France has paved the way towards paying reparations to more relatives of Algerians who sided with France in their country's independence war but were then interned in French camps.

France to compensate relatives of Algerian Harki fighters

More than 200,000 Algerians fought with the French army in the war that pitted Algerian independence fighters against their French colonial masters from 1954 to 1962.

At the end of the war, the French government left the loyalist fighters known as Harkis to fend for themselves, despite earlier promises it would look after them.

Trapped in Algeria, many were massacred as the new authorities took revenge.

Thousands of others who fled to France were held in camps, often with their families, in deplorable conditions that an AFP investigation recently found led to the deaths of dozens of children, most of them babies.

READ ALSO Who are the Harkis and why are they still a sore subject in France?

French President Emmanuel Macron in 2021 asked for “forgiveness” on behalf of his country for abandoning the Harkis and their families after independence.

The following year, a law was passed to recognise the state’s responsibility for the “indignity of the hosting and living conditions on its territory”, which caused “exclusion, suffering and lasting trauma”, and recognised the right to reparations for those who had lived in 89 of the internment camps.

But following a new report, 45 new sites – including military camps, slums and shacks – were added on Monday to that list of places the Harkis and their relatives were forced to live, the government said.

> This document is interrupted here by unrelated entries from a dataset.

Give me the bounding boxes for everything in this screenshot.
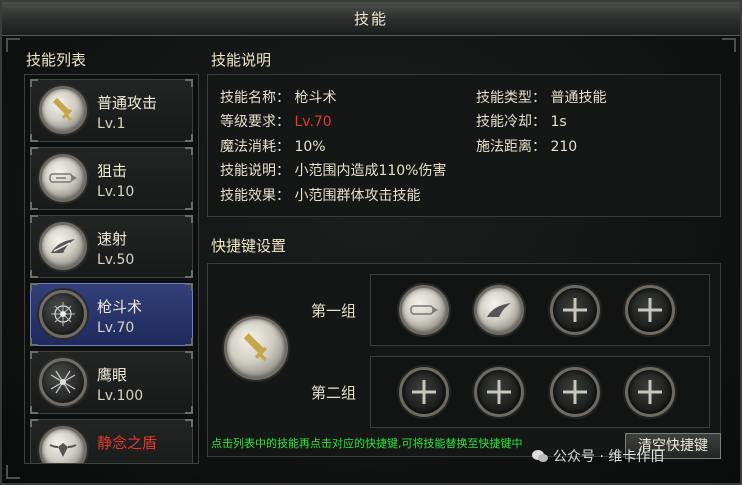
cast-range-label: 施法距离： [476, 139, 546, 155]
skill-name-value: 枪斗术 [294, 90, 337, 106]
skill-window: 技能 技能列表 普通攻击 Lv.1 狙击 Lv.10 速射 Lv.50 枪斗术 … [0, 0, 742, 485]
skill-item-name: 狙击 [97, 162, 128, 180]
description-title: 技能说明 [211, 51, 272, 69]
empty-slot-plus-icon[interactable] [625, 285, 675, 335]
shortcut-group-2 [370, 356, 710, 428]
watermark: 公众号 · 维卡作旧 [531, 446, 664, 466]
skill-item-level: Lv.70 [97, 320, 135, 336]
skill-item-gunplay[interactable]: 枪斗术 Lv.70 [30, 283, 193, 346]
sword-icon [39, 86, 87, 134]
skill-type-value: 普通技能 [550, 90, 607, 106]
cooldown-row: 技能冷却： 1s [476, 111, 567, 131]
skill-type-label: 技能类型： [476, 90, 546, 106]
shortcut-group-1 [370, 274, 710, 346]
watermark-text: 公众号 · 维卡作旧 [553, 449, 665, 465]
empty-slot-plus-icon[interactable] [550, 285, 600, 335]
skill-name-label: 技能名称： [220, 90, 290, 106]
bullet-icon [39, 154, 87, 202]
mana-cost-label: 魔法消耗： [220, 139, 290, 155]
skill-item-name: 枪斗术 [97, 298, 143, 316]
skill-effect-label: 技能效果： [220, 188, 290, 204]
level-requirement-row: 等级要求： Lv.70 [220, 111, 332, 131]
window-title: 技能 [2, 2, 740, 36]
wing-arrow-icon [39, 222, 87, 270]
hawkeye-icon [39, 358, 87, 406]
skill-item-level: Lv.100 [97, 388, 144, 404]
skill-item-name: 静念之盾 [97, 434, 158, 452]
level-requirement-label: 等级要求： [220, 114, 290, 130]
slot-snipe-bullet-icon[interactable] [399, 285, 449, 335]
shortcut-panel: 第一组 第二组 [207, 263, 721, 457]
empty-slot-plus-icon[interactable] [399, 367, 449, 417]
level-requirement-value: Lv.70 [294, 114, 332, 130]
selected-skill-sword-icon [224, 316, 288, 380]
frame-corner [6, 465, 20, 479]
cast-range-row: 施法距离： 210 [476, 136, 577, 156]
shortcut-hint: 点击列表中的技能再点击对应的快捷键,可将技能替换至快捷键中 [211, 437, 523, 450]
skill-list[interactable]: 普通攻击 Lv.1 狙击 Lv.10 速射 Lv.50 枪斗术 Lv.70 鹰眼… [24, 74, 199, 464]
wechat-icon [532, 450, 548, 462]
slot-rapid-fire-wing-icon[interactable] [474, 285, 524, 335]
skill-item-snipe[interactable]: 狙击 Lv.10 [30, 147, 193, 210]
skill-item-level: Lv.10 [97, 184, 135, 200]
cooldown-label: 技能冷却： [476, 114, 546, 130]
skill-item-name: 速射 [97, 230, 128, 248]
skill-description-value: 小范围内造成110%伤害 [294, 163, 447, 179]
skill-item-hawkeye[interactable]: 鹰眼 Lv.100 [30, 351, 193, 414]
skill-item-calm-shield[interactable]: 静念之盾 [30, 419, 193, 463]
skill-name-row: 技能名称： 枪斗术 [220, 87, 336, 107]
skill-description-row: 技能说明： 小范围内造成110%伤害 [220, 160, 446, 180]
skill-item-name: 鹰眼 [97, 366, 128, 384]
frame-corner [722, 38, 736, 52]
skill-item-level: Lv.1 [97, 116, 126, 132]
skill-list-title: 技能列表 [26, 51, 87, 69]
skill-item-level: Lv.50 [97, 252, 135, 268]
group1-label: 第一组 [311, 302, 357, 320]
skill-effect-row: 技能效果： 小范围群体攻击技能 [220, 185, 420, 205]
empty-slot-plus-icon[interactable] [550, 367, 600, 417]
skill-description-label: 技能说明： [220, 163, 290, 179]
skill-type-row: 技能类型： 普通技能 [476, 87, 606, 107]
shortcut-title: 快捷键设置 [211, 237, 287, 255]
shield-wings-icon [39, 426, 87, 463]
frame-corner [6, 38, 20, 52]
mana-cost-value: 10% [294, 139, 326, 155]
group2-label: 第二组 [311, 384, 357, 402]
empty-slot-plus-icon[interactable] [625, 367, 675, 417]
skill-item-normal-attack[interactable]: 普通攻击 Lv.1 [30, 79, 193, 142]
mana-cost-row: 魔法消耗： 10% [220, 136, 326, 156]
cooldown-value: 1s [550, 114, 567, 130]
description-panel: 技能名称： 枪斗术 技能类型： 普通技能 等级要求： Lv.70 技能冷却： 1… [207, 74, 721, 217]
skill-effect-value: 小范围群体攻击技能 [294, 188, 421, 204]
skill-item-rapid-fire[interactable]: 速射 Lv.50 [30, 215, 193, 278]
skill-item-name: 普通攻击 [97, 94, 158, 112]
gunplay-icon [39, 290, 87, 338]
cast-range-value: 210 [550, 139, 578, 155]
empty-slot-plus-icon[interactable] [474, 367, 524, 417]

Now “up to 14,000 (more) people could receive compensation after transiting through one of these structures,” it said, signalling possible reparations for both the Harkis and their descendants.

Secretary of state Patricia Miralles said the decision hoped to “make amends for a new injustice, including in regions where until now the prejudices suffered by the Harkis living there were not recognised”.

Macron has spoken out on a number of France’s unresolved colonial legacies, including nuclear testing in Polynesia, its role in the Rwandan genocide and war crimes in Algeria.